QST de W1AW
Propagation Forecast Bulletin 21 ARLP021
From Tad Cook, K7RA
Seattle, WA May 21, 2004
To all radio amateurs
SB PROP ARL ARLP021
ARLP021 Propagation de K7RA
Solar flux values and sunspot numbers were higher over the past week. Average daily sunspot numbers rose nearly 65 points to 113.6 from the week earlier. Average solar flux rose over 18 points. The sunspot number reached a peak of 148 and 147 on Sunday and Monday, May 16-17. This was due to the growth of sunspot 609, which expanded dramatically along with a host of other spots.
A medium sized sunspot group is on the sun's far side, as detected by helioseismic holography. There were some unsettled conditions last Thursday, May 13, but the rest of the week was quiet with low K and A indices.
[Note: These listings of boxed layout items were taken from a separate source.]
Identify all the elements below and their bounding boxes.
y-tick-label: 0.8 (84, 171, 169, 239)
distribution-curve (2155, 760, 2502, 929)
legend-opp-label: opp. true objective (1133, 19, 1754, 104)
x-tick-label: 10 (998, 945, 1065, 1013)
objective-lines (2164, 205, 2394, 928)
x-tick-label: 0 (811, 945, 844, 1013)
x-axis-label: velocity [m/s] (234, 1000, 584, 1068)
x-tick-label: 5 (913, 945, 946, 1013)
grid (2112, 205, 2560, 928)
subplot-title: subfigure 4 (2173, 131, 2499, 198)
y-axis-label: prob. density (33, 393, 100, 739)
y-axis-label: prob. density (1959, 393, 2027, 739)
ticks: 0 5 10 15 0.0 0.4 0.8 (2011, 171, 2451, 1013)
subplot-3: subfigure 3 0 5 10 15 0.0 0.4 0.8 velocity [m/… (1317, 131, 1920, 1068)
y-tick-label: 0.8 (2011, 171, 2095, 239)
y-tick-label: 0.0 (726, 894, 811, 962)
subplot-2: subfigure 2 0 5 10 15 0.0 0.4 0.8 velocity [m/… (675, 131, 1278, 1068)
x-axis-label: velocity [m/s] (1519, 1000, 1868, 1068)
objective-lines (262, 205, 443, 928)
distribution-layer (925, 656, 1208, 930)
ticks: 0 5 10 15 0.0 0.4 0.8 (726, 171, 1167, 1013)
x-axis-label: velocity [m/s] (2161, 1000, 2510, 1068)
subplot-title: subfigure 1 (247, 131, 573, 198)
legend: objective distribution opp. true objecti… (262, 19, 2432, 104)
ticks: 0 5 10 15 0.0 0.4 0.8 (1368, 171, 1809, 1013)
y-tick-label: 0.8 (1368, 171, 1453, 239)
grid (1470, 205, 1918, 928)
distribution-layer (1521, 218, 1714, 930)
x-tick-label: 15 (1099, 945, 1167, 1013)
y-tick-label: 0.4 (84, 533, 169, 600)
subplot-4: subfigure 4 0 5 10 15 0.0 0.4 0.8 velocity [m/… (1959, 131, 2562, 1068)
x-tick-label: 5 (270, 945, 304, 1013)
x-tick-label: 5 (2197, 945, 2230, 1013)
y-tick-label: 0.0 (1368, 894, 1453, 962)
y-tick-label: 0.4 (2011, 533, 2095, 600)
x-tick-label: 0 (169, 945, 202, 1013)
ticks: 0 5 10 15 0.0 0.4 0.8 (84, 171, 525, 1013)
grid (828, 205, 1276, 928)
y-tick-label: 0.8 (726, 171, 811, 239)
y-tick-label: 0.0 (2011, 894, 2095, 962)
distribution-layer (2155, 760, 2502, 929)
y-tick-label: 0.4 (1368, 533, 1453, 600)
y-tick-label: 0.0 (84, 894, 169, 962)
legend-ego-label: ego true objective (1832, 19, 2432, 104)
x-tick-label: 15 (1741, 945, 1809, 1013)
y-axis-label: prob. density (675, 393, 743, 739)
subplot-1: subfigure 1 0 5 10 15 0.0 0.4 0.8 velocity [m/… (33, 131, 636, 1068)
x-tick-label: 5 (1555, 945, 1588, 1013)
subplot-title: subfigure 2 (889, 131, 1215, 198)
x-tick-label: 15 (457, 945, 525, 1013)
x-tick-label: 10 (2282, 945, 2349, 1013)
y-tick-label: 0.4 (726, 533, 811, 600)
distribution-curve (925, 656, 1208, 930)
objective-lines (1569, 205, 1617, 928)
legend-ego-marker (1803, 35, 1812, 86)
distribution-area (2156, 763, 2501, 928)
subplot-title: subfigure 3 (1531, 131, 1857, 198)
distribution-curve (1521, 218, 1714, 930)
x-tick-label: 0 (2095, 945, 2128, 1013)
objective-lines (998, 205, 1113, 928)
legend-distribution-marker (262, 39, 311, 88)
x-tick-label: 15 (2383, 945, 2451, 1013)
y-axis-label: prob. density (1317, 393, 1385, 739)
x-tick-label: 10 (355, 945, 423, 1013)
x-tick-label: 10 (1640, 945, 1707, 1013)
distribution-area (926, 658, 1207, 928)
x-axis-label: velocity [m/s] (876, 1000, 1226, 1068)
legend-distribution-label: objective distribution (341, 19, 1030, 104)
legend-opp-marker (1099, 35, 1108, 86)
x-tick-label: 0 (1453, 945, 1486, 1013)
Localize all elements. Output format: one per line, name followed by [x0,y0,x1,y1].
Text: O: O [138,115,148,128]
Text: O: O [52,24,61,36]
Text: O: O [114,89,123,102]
We are currently within a weak stream of solar wind from a coronal hole, so some resulting geomagnetic activity is possible. The predicted planetary A index for May 21-24 is 15, 15, 12 and 10. Solar flux should stay around 100 over the next week.
We are moving into late spring, with the longest day of the year just one month away. As the days become longer, we'll notice worldwide openings on 15 meters are not as common as they were earlier in spring. Worldwide 40-meter openings will come later in the evening, as the hour of sunset advances.
Users of lower frequencies, which depend on darkness for long distance communication, may notice shorter duration openings through the night because there are less hours of darkness. Seasonal noise levels should begin to rise as well.
Solar numbers aren't holding up too badly, considering where we are in the current cycle. Note that the average sunspot number this week at 113.6 is higher than the same week a year ago, when it was only 83.6. However, two years ago it was 160.3 and a year prior to that it was 122.3. There are still good openings in store for us, but the frequencies used will be lower, and except for some sporadic-E skip, we won't see the exciting 10 meter propagation we did a few years back.
Sunspot numbers for May 13 through 19 were 107, 98, 117, 148, 147, 91 and 87 with a mean of 113.6. 10.7 cm flux was 100.8, 109.6, 115.3, 118.3, 111.1, 107.8 and 108.8, with a mean of 110.2. Estimated planetary A indices were 13, 8, 9, 4, 5, 4 and 6, with a mean of 7. Estimated mid-latitude A indices were 17, 4, 7, 4, 3, 4 and 6, with a mean of 6.4.